= Kanyemba =

Village in Zimbabwe

Kanyemba is a village in the province of Mashonaland Central, Zimbabwe. It is located on the south bank of the Zambezi river at the extreme northernmost point of Zimbabwe at the meeting point of the Zimbabwean, Mozambican and Zambian borders. The village serves the Dande communal land.

 Kanyemba is named after Josè Rosariò De Andrade, a successful prazo holder who was known as Kanyemba ("the ferocious"). Kanyemba began assembling a private army known as the Chikunda in the 1870s and settled in the region of Bawa, two hundred kilometers west of Tete, from which he either traded with or raided the surrounding countryside. In the 1880s, this warlord was said to have 10000 chikunda at arms. Andrade died in the late nineteenth century and his descendants have retained the village's chieftainship to the present time.
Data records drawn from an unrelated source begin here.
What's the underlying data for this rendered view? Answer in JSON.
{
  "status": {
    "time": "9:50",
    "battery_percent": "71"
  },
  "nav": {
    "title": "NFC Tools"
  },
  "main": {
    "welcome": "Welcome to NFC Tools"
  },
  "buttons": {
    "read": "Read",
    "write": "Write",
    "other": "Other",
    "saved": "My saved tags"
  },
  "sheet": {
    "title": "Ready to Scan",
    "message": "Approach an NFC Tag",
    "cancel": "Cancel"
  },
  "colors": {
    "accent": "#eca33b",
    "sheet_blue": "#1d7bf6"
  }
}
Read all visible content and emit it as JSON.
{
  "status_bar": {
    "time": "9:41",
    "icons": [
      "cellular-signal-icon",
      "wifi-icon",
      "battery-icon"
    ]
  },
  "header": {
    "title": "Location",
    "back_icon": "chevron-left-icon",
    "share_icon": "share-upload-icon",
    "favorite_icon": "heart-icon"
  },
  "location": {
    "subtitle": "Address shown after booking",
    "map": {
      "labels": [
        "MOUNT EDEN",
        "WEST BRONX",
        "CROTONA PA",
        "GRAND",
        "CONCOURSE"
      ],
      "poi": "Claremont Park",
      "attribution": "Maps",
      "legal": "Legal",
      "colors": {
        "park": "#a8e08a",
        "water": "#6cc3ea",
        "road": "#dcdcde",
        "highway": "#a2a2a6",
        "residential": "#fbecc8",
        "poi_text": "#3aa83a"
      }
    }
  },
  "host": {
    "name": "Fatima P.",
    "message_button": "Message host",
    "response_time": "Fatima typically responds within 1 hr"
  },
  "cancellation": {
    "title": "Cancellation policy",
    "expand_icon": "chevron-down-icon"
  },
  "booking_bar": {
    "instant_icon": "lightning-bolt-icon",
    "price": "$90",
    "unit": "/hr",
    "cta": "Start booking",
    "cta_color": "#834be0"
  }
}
Kanyemba is widely used as a surname in the Mashonaland province. In 2018, the government of Zimbabwe set up a 200 hectare irrigation scheme for the local communities including Chansola village. The major tribes found in Kanyemba are the Chikunda and Doma people.

Kanyemba is the rural home of prominent Zimbabwean personalities such as Zimbabwe Broadcasting Corporation National FM radio producer / presenters Kanyemba"KB" Bonzo and Phillip "Bla Phidza" Makazhu as well as news presenter Sabastian Kanhema and former Commissioner of the Zimbabwe Republic Police Emmanuel S. Ruzario.